Fibromyalgia and Fall

Topics: Fibromyalgia and..., My Network, Traits

I live in one of the count­less beau­ti­ful places in the USA.  We have a lovely com­mu­nity with a strong sense of self.  We love our food, our fam­i­lies, and our God.  We are small-town Amer­ica and we do weather right.

Each sea­son is ade­quate in length and inten­sity.  Win­ter is wet, spring is green, sum­mer is hot, and fall is my favorite.  It’s warm, and chilly, and refresh­ing.  It’s green, and gold, and brown, and red.  It’s windy, and rainy, and sunny, and clear.  It’s back to school, and sweaters, and shop­ping, and reality…

...and fall

Fall wages war on me like no other sea­son. It’s sis­ter spring can be awful, but we’ll deal with that when she comes around next.  Fall makes me stiff, sore, cold, sleepy, anx­ious, and exhausted.  It reminds me to be wise, to relax, and to rest.  It renews my moti­va­tion to avoid excess and make my health a pri­or­ity.  It forces me to be patient with myself and oth­ers by slow­ing my pace and stiff­en­ing my stride.  When fall arrives I have no option but to admit I can­not work at rapid rates.  I must dress warm and be prac­ti­cal.  I need, and deserve, time in the sun.  And, most of all, I can­not afford to ignore my body.

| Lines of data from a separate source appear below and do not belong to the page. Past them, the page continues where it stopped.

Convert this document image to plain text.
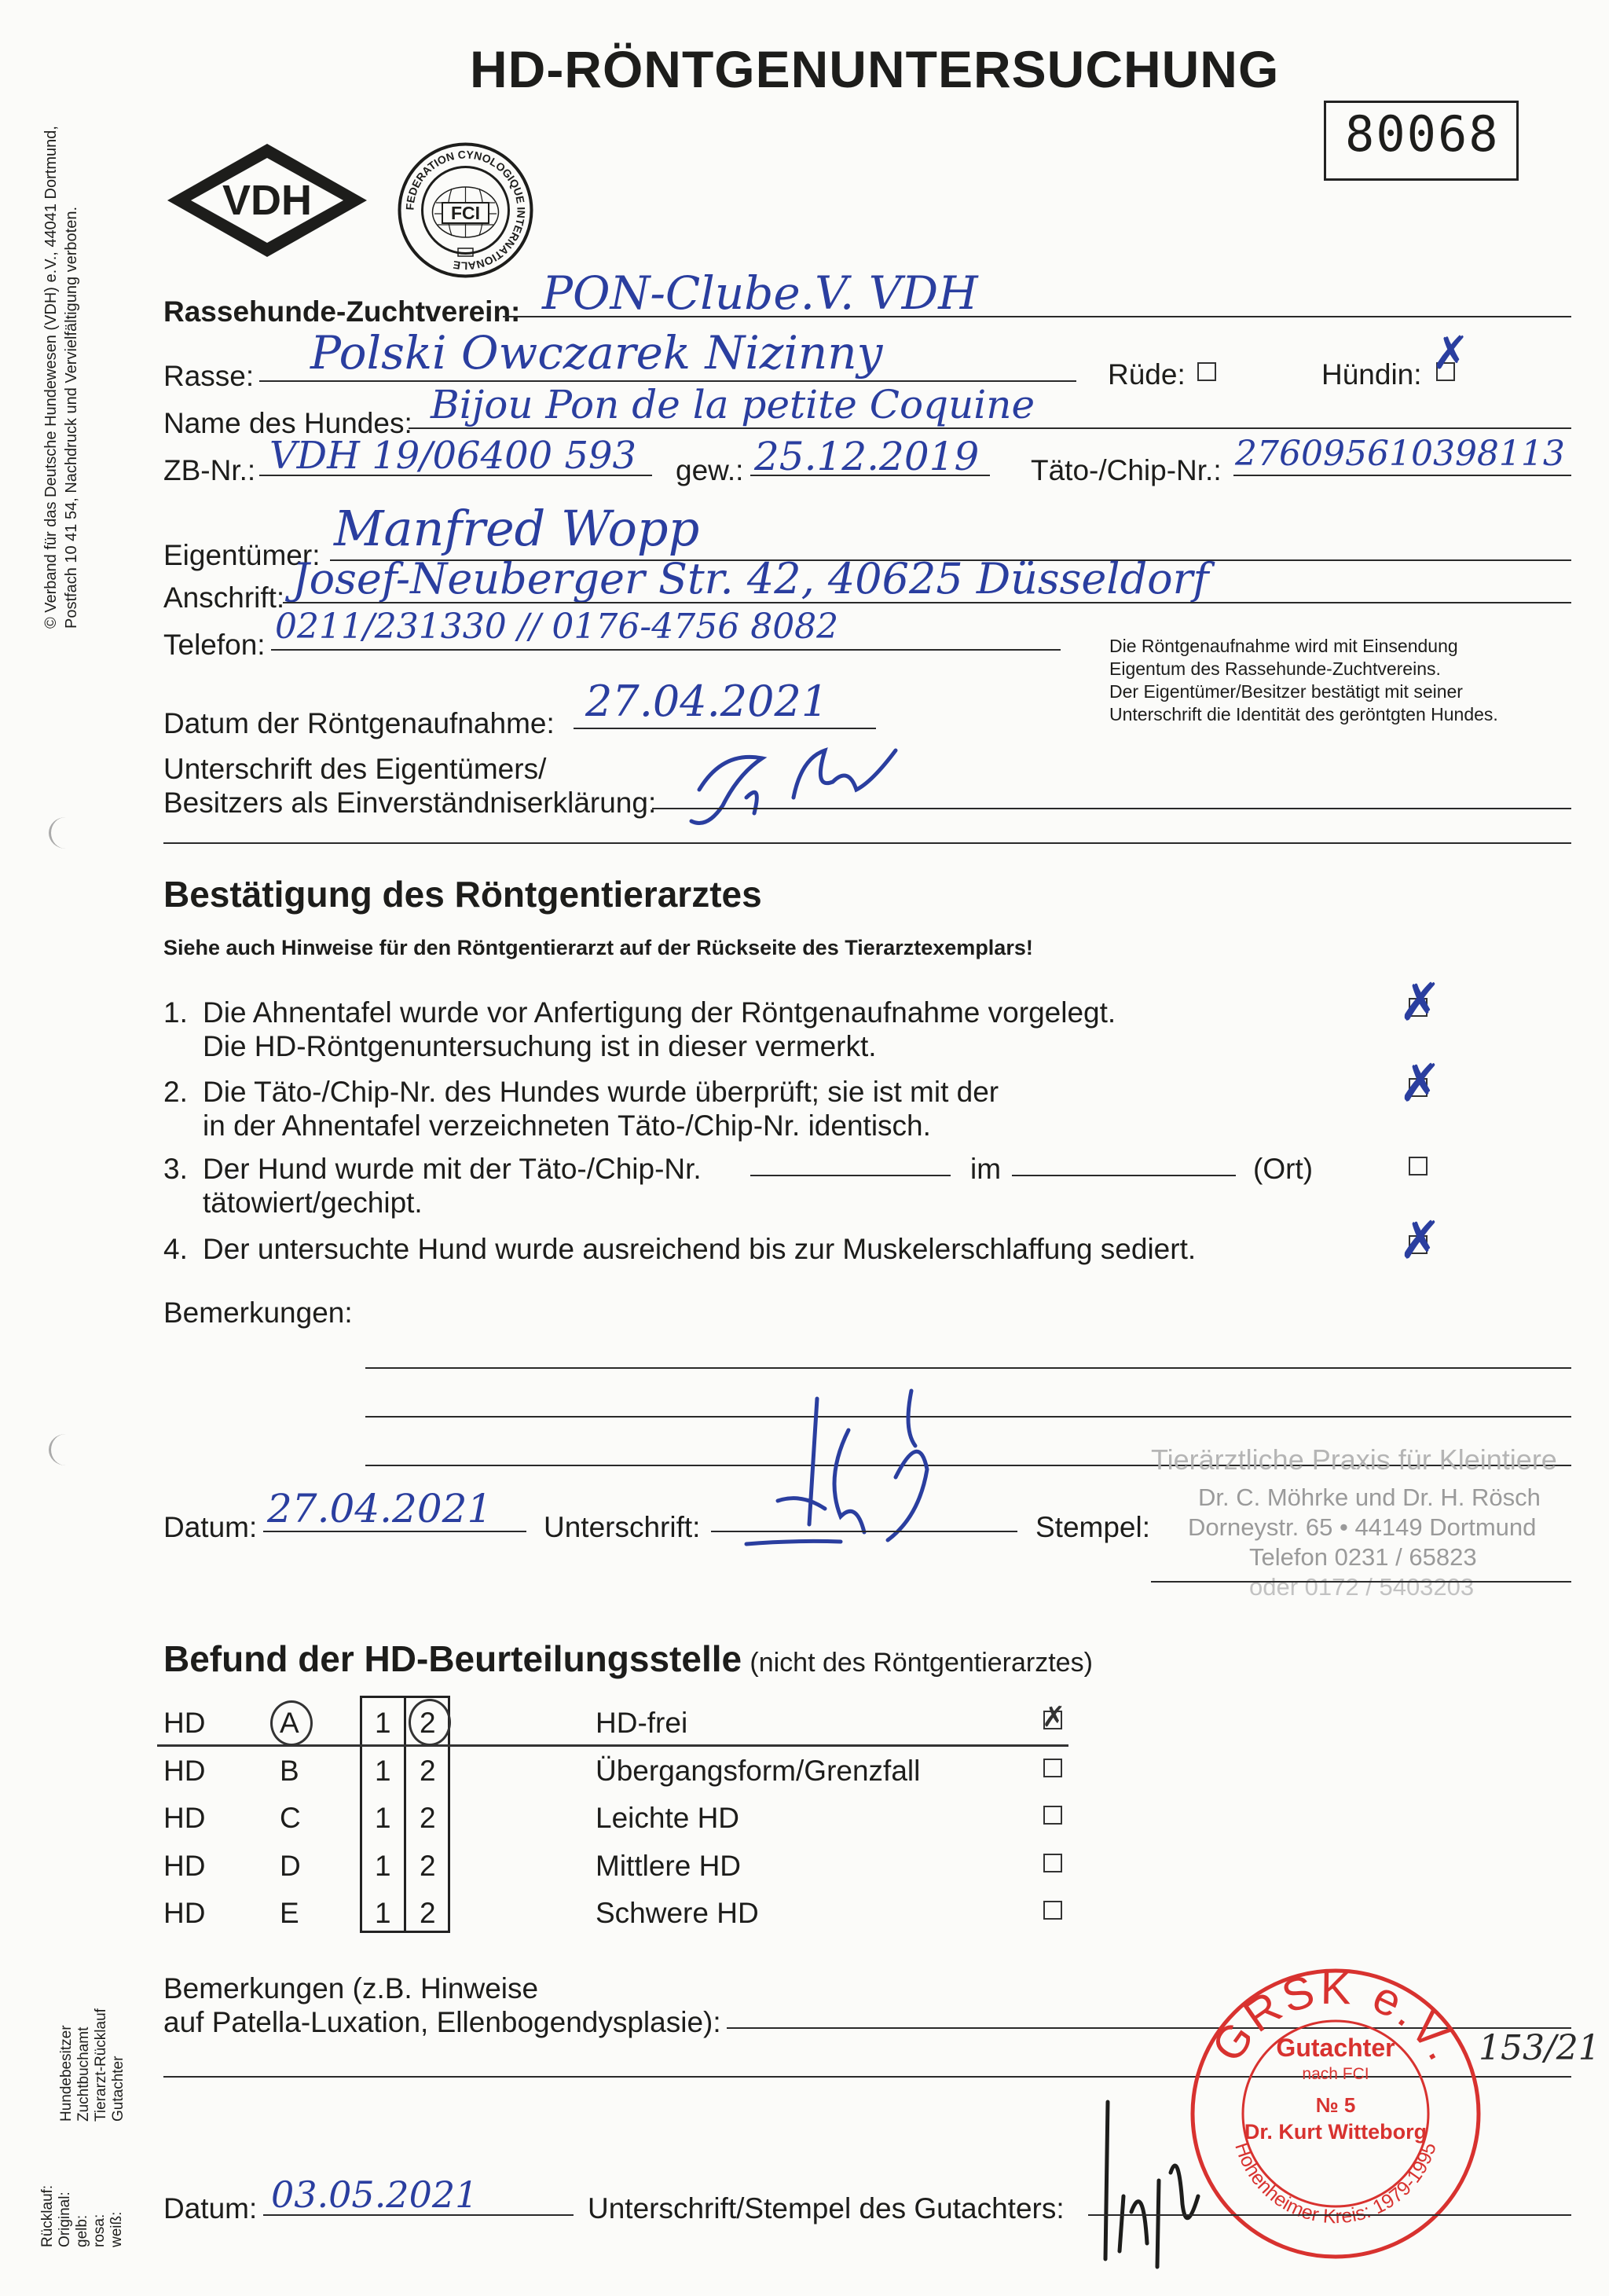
© Verband für das Deutsche Hundewesen (VDH) e.V., 44041 Dortmund, Postfach 10 41 54, Nachdruck und Vervielfältigung verboten.
Rücklauf: Original: gelb: rosa: weiß:
Hundebesitzer Zuchtbuchamt Tierarzt-Rücklauf Gutachter
HD-RÖNTGENUNTERSUCHUNG
80068
VDH	FEDERATION CYNOLOGIQUE INTERNATIONALE
FCI
Rassehunde-Zuchtverein: PON-Clube.V. VDH
Rasse: Polski Owczarek Nizinny	Rüde:	Hündin: ✗
Name des Hundes: Bijou Pon de la petite Coquine
ZB-Nr.: VDH 19/06400 593 gew.: 25.12.2019 Täto-/Chip-Nr.: 276095610398113
Eigentümer: Manfred Wopp
Anschrift: Josef-Neuberger Str. 42, 40625 Düsseldorf
Telefon: 0211/231330 // 0176-4756 8082	Die Röntgenaufnahme wird mit Einsendung
Eigentum des Rassehunde-Zuchtvereins.
Der Eigentümer/Besitzer bestätigt mit seiner
Unterschrift die Identität des geröntgten Hundes.
Datum der Röntgenaufnahme: 27.04.2021
Unterschrift des Eigentümers/
Besitzers als Einverständniserklärung:
Bestätigung des Röntgentierarztes
Siehe auch Hinweise für den Röntgentierarzt auf der Rückseite des Tierarztexemplars!
1. Die Ahnentafel wurde vor Anfertigung der Röntgenaufnahme vorgelegt.
Die HD-Röntgenuntersuchung ist in dieser vermerkt.
✗
2. Die Täto-/Chip-Nr. des Hundes wurde überprüft; sie ist mit der
in der Ahnentafel verzeichneten Täto-/Chip-Nr. identisch.
✗
3. Der Hund wurde mit der Täto-/Chip-Nr.	im	(Ort)
tätowiert/gechipt.
4. Der untersuchte Hund wurde ausreichend bis zur Muskelerschlaffung sediert.	✗
Bemerkungen:
Tierärztliche Praxis für Kleintiere
Dr. C. Möhrke und Dr. H. Rösch
Dorneystr. 65 • 44149 Dortmund
Telefon 0231 / 65823
oder 0172 / 5403203
Datum: 27.04.2021 Unterschrift:	Stempel:
Befund der HD-Beurteilungsstelle (nicht des Röntgentierarztes)
HD	A	1 2	HD-frei	✗
HD	B	1 2	Übergangsform/Grenzfall
HD	C	1 2	Leichte HD
HD	D	1 2	Mittlere HD
HD	E	1 2	Schwere HD
Bemerkungen (z.B. Hinweise
auf Patella-Luxation, Ellenbogendysplasie):
153/21
GRSK e.V.
Hohenheimer Kreis: 1979-1995
Gutachter
nach FCI
№ 5
Dr. Kurt Witteborg
Datum: 03.05.2021	Unterschrift/Stempel des Gutachters:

Some­where between New Year’s and Labor Day I for­get about the aches and pains of fall.  I for­get about the four weeks (min­i­mum) it takes to adjust to cold weather.  I for­get about warm days, fol­lowed by 72 hours of freez­ing weather, fol­lowed by rain, fol­lowed by severe-clear, blis­ter­ing cold.  I for­get about nature’s inde­ci­sion and the pain it causes me (some­what akin the pain an inde­ci­sive girl causes her poor suitor).  I for­get about the temp­ta­tion to stay home (and warm) to avoid pain and stiffness.

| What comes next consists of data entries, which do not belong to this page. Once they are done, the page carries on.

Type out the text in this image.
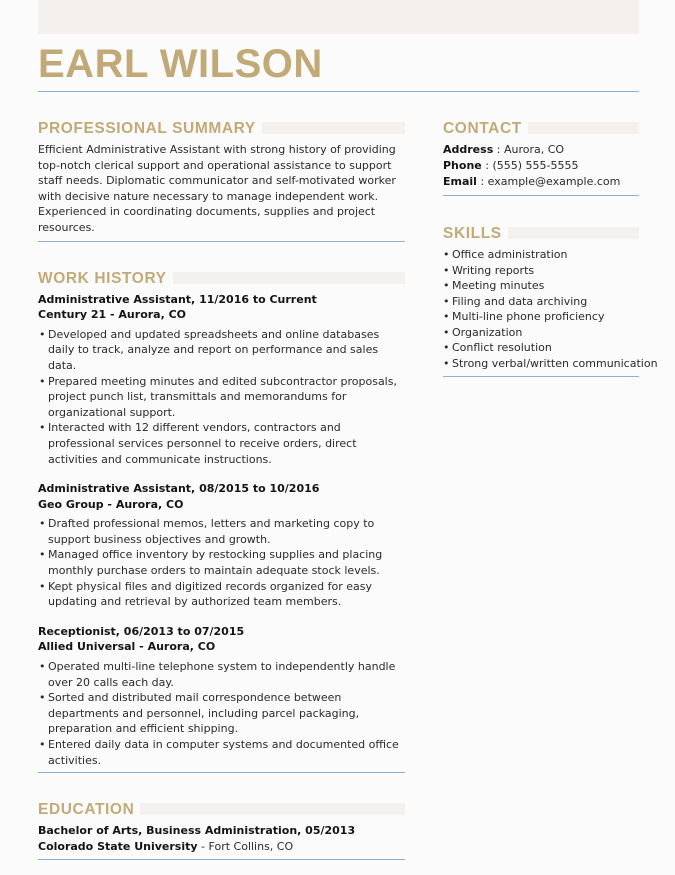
EARL WILSON
PROFESSIONAL SUMMARY
Efficient Administrative Assistant with strong history of providing top-notch clerical support and operational assistance to support staff needs. Diplomatic communicator and self-motivated worker with decisive nature necessary to manage independent work. Experienced in coordinating documents, supplies and project resources.
WORK HISTORY
Administrative Assistant, 11/2016 to Current
Century 21 - Aurora, CO
• Developed and updated spreadsheets and online databases daily to track, analyze and report on performance and sales data.
• Prepared meeting minutes and edited subcontractor proposals, project punch list, transmittals and memorandums for organizational support.
• Interacted with 12 different vendors, contractors and professional services personnel to receive orders, direct activities and communicate instructions.
Administrative Assistant, 08/2015 to 10/2016
Geo Group - Aurora, CO
• Drafted professional memos, letters and marketing copy to support business objectives and growth.
• Managed office inventory by restocking supplies and placing monthly purchase orders to maintain adequate stock levels.
• Kept physical files and digitized records organized for easy updating and retrieval by authorized team members.
Receptionist, 06/2013 to 07/2015
Allied Universal - Aurora, CO
• Operated multi-line telephone system to independently handle over 20 calls each day.
• Sorted and distributed mail correspondence between departments and personnel, including parcel packaging, preparation and efficient shipping.
• Entered daily data in computer systems and documented office activities.
EDUCATION
Bachelor of Arts, Business Administration, 05/2013
Colorado State University - Fort Collins, CO
CONTACT
Address : Aurora, CO
Phone : (555) 555-5555
Email : example@example.com
SKILLS
• Office administration
• Writing reports
• Meeting minutes
• Filing and data archiving
• Multi-line phone proficiency
• Organization
• Conflict resolution
• Strong verbal/written communication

Point is… I for­get.  I for­get, but I don’t mind.  In fact, it’s best that way.  It’s best because I remem­ber the good stuff.  The things I love about fall.  The beau­ti­ful weather, the chang­ing leaves, and the hol­i­day antic­i­pa­tion.  The guests, good food, and grat­i­tude.  The falling snow, the fire­places, and the family-time.

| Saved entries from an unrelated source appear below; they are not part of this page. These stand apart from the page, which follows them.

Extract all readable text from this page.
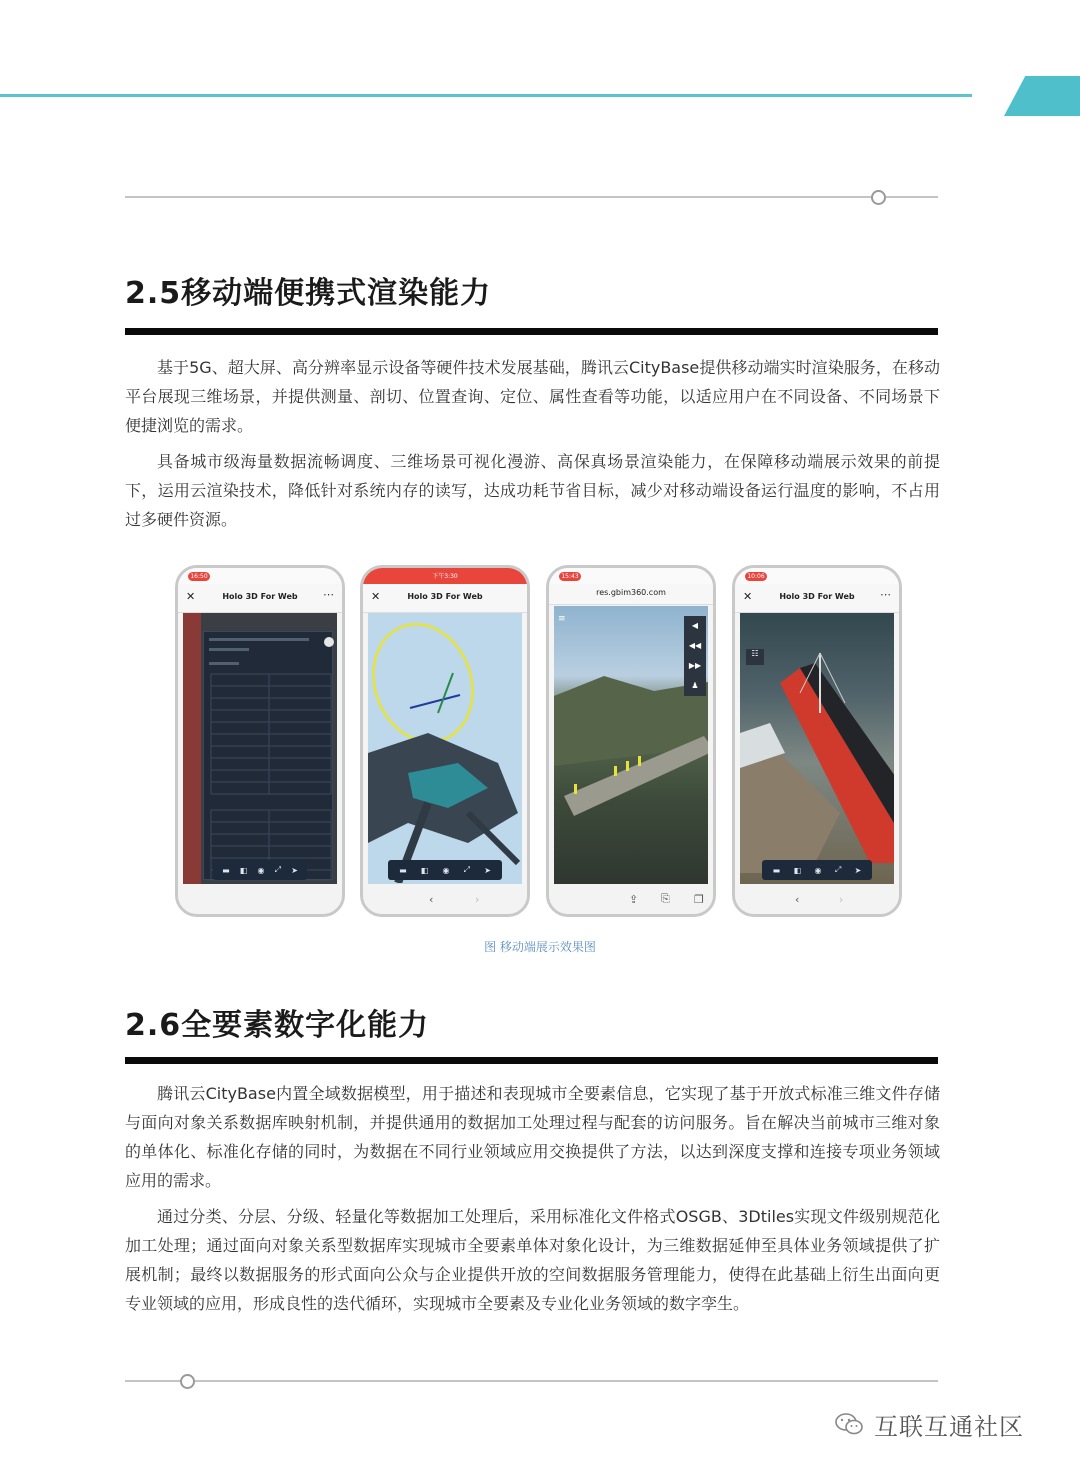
2.5移动端便携式渲染能力

基于5G、超大屏、高分辨率显示设备等硬件技术发展基础，腾讯云CityBase提供移动端实时渲染服务，在移动平台展现三维场景，并提供测量、剖切、位置查询、定位、属性查看等功能，以适应用户在不同设备、不同场景下便捷浏览的需求。

具备城市级海量数据流畅调度、三维场景可视化漫游、高保真场景渲染能力，在保障移动端展示效果的前提下，运用云渲染技术，降低针对系统内存的读写，达成功耗节省目标，减少对移动端设备运行温度的影响，不占用过多硬件资源。

16:50
✕	Holo 3D For Web	⋯
▬ ◧ ◉ ⤢ ➤
下午3:30
✕	Holo 3D For Web
▬ ◧ ◉ ⤢ ➤
‹	›
15:43
res.gbim360.com
◀
◀◀
▶▶
♟
≡
⇪ ⎘ ❐
10:06
✕	Holo 3D For Web	⋯
☷
▬ ◧ ◉ ⤢ ➤
‹	›
图 移动端展示效果图
2.6全要素数字化能力

腾讯云CityBase内置全域数据模型，用于描述和表现城市全要素信息，它实现了基于开放式标准三维文件存储与面向对象关系数据库映射机制，并提供通用的数据加工处理过程与配套的访问服务。旨在解决当前城市三维对象的单体化、标准化存储的同时，为数据在不同行业领域应用交换提供了方法，以达到深度支撑和连接专项业务领域应用的需求。

通过分类、分层、分级、轻量化等数据加工处理后，采用标准化文件格式OSGB、3Dtiles实现文件级别规范化加工处理；通过面向对象关系型数据库实现城市全要素单体对象化设计，为三维数据延伸至具体业务领域提供了扩展机制；最终以数据服务的形式面向公众与企业提供开放的空间数据服务管理能力，使得在此基础上衍生出面向更专业领域的应用，形成良性的迭代循环，实现城市全要素及专业化业务领域的数字孪生。

互联互通社区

So, here’s to fibromyal­gia and fall!  Here’s to lov­ing the sea­son that hurts the most!  Here’s to remem­ber­ing the good and for­get­ting bad!  And, for those of you who strug­gle to see the good when you get to hurt­ing, I pray you can fake it ’til you make it.  I pray you can look for the pos­i­tive things and dwell on those.  I promise your pain will be less inhibit­ing when you use your energy to cre­ate an atti­tude of gratitude.

Happy fall fibrofolks!

Existing Comments

    Comment by Vicki Kimsey-Singer on December 11, 2008 @ 2:07 pm

    Sum­mer is the worst for me.…I get really hot and then I get sick if I don’t hurry to a cool place. I’ve had Fibro since 1996 and Chronic Fatigue crept in some­time between then and now. STRESS is a really killer for me.….I nearly col­lasped at work in June and now I can’t work any­more. Yes, I’m on work dis­abil­ity and apply­ing to Social Secu­rity Dis­abil­ity. I pushed myself to go to work for too long that my body said STOP. Now, I can barely take care of myself. What a bum­mer! My world shrank overnight. TAKE GOOD CARE OF YOURSELF & LEARN TO SAYNO” to oth­ers or other activ­ity when you sense your body is rebelling.